Opinion
February 1, 1996
Appeal from the Supreme Court, New York County (Ira Gammerman, J.).
The IAS Court judicially estopped plaintiff from asserting the debt sued upon because of its failure to list the debt in an earlier bankruptcy proceeding it had filed, as required by 11 U.S.C. § 521 (1). Plaintiff argues that even assuming that its position in the bankruptcy proceeding was inconsistent with its present assertion of the debt, the doctrine of judicial estoppel does not apply since the bankruptcy proceeding was dismissed on stipulation of the parties thereto. While a settlement does not constitute a "'"judicial endorsement"'" of either party's claims or theories and thus does not provide the prior success necessary for judicial estoppel ( Bates v. Long Is. R.R. Co., 997 F.2d 1028, 1038, cert denied 510 U.S. 992; Chemical Bank v. Aetna Ins. Co., 99 Misc.2d 803), here, the stipulation was so-ordered by the court, which thereby inferentially endorsed plaintiff's then position concerning its assets, satisfying the "'prior success'" element necessary for judicial estoppel ( Reynolds v.
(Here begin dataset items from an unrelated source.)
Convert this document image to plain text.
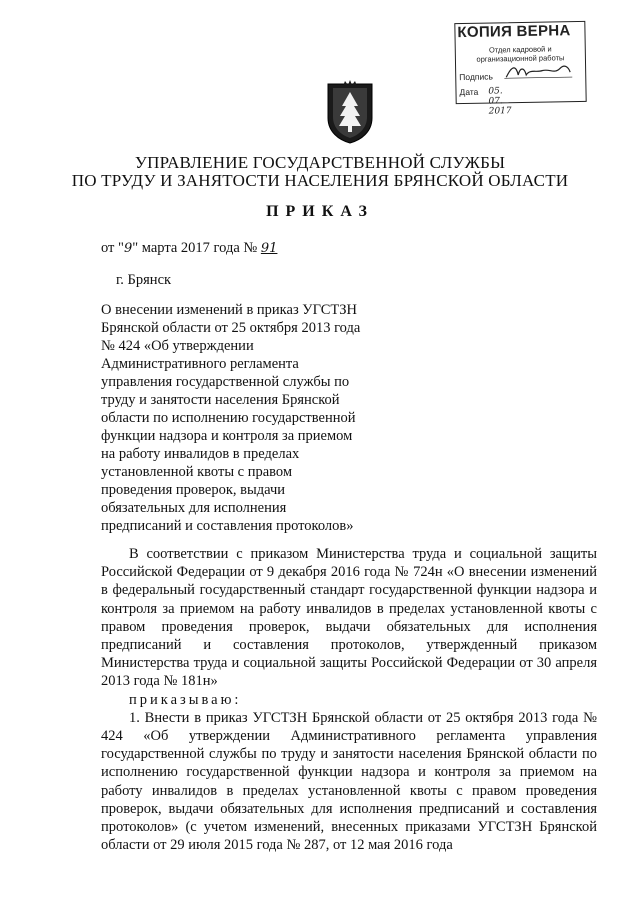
КОПИЯ ВЕРНА
Отдел кадровой и
организационной работы
Подпись
Дата 05. 07. 2017
УПРАВЛЕНИЕ ГОСУДАРСТВЕННОЙ СЛУЖБЫ
ПО ТРУДУ И ЗАНЯТОСТИ НАСЕЛЕНИЯ БРЯНСКОЙ ОБЛАСТИ
ПРИКАЗ
от "9" марта 2017 года № 91
г. Брянск
О внесении изменений в приказ УГСТЗН
Брянской области от 25 октября 2013 года
№ 424 «Об утверждении
Административного регламента
управления государственной службы по
труду и занятости населения Брянской
области по исполнению государственной
функции надзора и контроля за приемом
на работу инвалидов в пределах
установленной квоты с правом
проведения проверок, выдачи
обязательных для исполнения
предписаний и составления протоколов»

В соответствии с приказом Министерства труда и социальной защиты Российской Федерации от 9 декабря 2016 года № 724н «О внесении изменений в федеральный государственный стандарт государственной функции надзора и контроля за приемом на работу инвалидов в пределах установленной квоты с правом проведения проверок, выдачи обязательных для исполнения предписаний и составления протоколов, утвержденный приказом Министерства труда и социальной защиты Российской Федерации от 30 апреля 2013 года № 181н»

приказываю:

1. Внести в приказ УГСТЗН Брянской области от 25 октября 2013 года № 424 «Об утверждении Административного регламента управления государственной службы по труду и занятости населения Брянской области по исполнению государственной функции надзора и контроля за приемом на работу инвалидов в пределах установленной квоты с правом проведения проверок, выдачи обязательных для исполнения предписаний и составления протоколов» (с учетом изменений, внесенных приказами УГСТЗН Брянской области от 29 июля 2015 года № 287, от 12 мая 2016 года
Commissioner of Internal Revenue, 861 F.2d 469, 473). We have reviewed plaintiff's other claims, that it made the loan for the benefit of its president within the meaning of CPLR 1004, or that this action should have been allowed to proceed with plaintiff's president joined as a party, and find them to be without merit.
Concur — Sullivan, J.P., Wallach, Rubin and Tom, JJ.